Makanya dia memutuskan untuk melakukan lasik ke Mount Elizabeth. Sebelum memutuskan ke rumah sakit tersebut, Yayuk mengaku sudah mengumpulkan informasi terkait lasik di sejumlah rumah sakit di Indonesia, terutama di Jakarta. Namun, akhirnya dia memutuskan melakukan lasik mata ke Mount Elizabeth dengan pertimbangan ingin mendapatkan penanganan yang bagus dan cepat.
“Di Mount Elizabeth penanganannya sangat bagus dan cepat. Saya tidak perlu menunggu lama. Mulai dari daftar hingga penanganan dilakukan sangat cepat dan profesional. Sekitar 15 menit lah semua sudah selesai,” jelas Yayuk.
Meningkat
Sesaat setelah selesai mendapatkan penanganan lasik, Yayuk merasakan seperti ada sesuatu yang mengganjal di kedua kelopak matanya. Namun, hal itu hanya berlangsung selama kurang lebih empat jam. Dia pun melanjutkan jalan-jalan ke salah pusat perbelanjaan di Singapura tanpa mengenakan kacamata lagi.
Terkait biaya, Yayuk mengaku mengeluarkan sedikitnya S$4.200 atau sekitar Rp39 juta. Biaya itu sekitar dua atau tiga kali lipat lebih mahal dibanding biaya lasik di Jakarta. Namun, Yayuk mengatakan biaya tersebut sepadan dengan hasil yang dia rasakan.
Menurut Ny. Pratanto, dari kantor Parkway di Jakarta, sampai saat ini jumlah pasien Indonesia yang melakukan perawatan medis di Singapura mencapai kurang lebih 600.000 orang.
Dari jumlah tersebut, pasien Indonesia yang mencari pelayanan medis di rumah sakit jaringan Parkway terkait dengan masalah keluhan jantung, pencernaan, kanker dan tulang.

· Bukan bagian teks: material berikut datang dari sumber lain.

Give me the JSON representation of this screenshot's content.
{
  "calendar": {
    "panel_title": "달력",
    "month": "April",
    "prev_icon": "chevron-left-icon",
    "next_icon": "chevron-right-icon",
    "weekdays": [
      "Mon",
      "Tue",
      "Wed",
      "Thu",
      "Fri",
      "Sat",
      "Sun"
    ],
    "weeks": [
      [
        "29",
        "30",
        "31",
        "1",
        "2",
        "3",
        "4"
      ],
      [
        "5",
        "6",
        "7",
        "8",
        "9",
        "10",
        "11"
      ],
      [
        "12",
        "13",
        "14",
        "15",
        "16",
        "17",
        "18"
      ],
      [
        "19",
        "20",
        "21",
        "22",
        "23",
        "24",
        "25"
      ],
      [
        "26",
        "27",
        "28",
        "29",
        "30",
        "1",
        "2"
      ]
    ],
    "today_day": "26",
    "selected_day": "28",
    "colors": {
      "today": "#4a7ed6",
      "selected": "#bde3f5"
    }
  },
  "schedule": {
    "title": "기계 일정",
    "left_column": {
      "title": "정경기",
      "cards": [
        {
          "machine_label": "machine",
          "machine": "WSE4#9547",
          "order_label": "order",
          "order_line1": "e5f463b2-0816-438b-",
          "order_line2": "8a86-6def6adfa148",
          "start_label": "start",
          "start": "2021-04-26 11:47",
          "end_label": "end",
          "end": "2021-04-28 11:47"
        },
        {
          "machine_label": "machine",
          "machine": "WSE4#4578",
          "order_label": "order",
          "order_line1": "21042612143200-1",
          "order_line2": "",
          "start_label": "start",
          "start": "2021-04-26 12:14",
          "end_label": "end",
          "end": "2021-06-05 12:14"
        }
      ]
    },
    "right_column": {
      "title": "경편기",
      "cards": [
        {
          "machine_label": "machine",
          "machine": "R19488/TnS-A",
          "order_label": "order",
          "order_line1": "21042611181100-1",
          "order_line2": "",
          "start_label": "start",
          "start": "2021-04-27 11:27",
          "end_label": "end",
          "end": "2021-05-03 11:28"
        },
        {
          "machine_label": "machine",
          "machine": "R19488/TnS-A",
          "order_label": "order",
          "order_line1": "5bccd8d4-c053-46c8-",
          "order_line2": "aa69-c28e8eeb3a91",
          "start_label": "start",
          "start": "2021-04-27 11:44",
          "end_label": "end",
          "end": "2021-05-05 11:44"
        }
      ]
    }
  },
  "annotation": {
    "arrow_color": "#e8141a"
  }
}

Hal itu juga dibenarkan oleh Chief Operating Officer Mount Elizabeth, Shook Yee Choy yang mengatakan pasien dari Indonesia cenderung mengalami peningkatan dari tahun ke tahun.
“Saya tidak tahu persis jumlah pasien dari Indonesia. Namun ada kecenderungan meningkat dari waktu ke waktu. Mereka juga punya beragam maksud perawatan,” jelas Shook Yee di sela-sela seminar Annual Medical Seminar Mount Elizabeth Hospitals, di Singapura, Jumat (24/10).
Sementara itu, Chief Executive Officer Mount Elizabeth Hospitals Singapore, Dr. Kelvin Loh, menjelaskan pihaknya memiliki strategi yang telah diterapkan untuk menarik lebih banyak pasien dari luar Singapura termasuk Indonesia.
“Kami percaya pada diagnosis dini dan pengobatan yang efektif dari awal. Untuk itu, kami sangat ketat dan serius memberikan pelayanan kesehatan yang berkualitas. Kami tidak mendaur ulang atau menggunakan kembali peralatan medis. Sistem transfusi darah kami mengacu dan setara dengan sistem terbaik di dunia, “ jelas Kelvin Loh.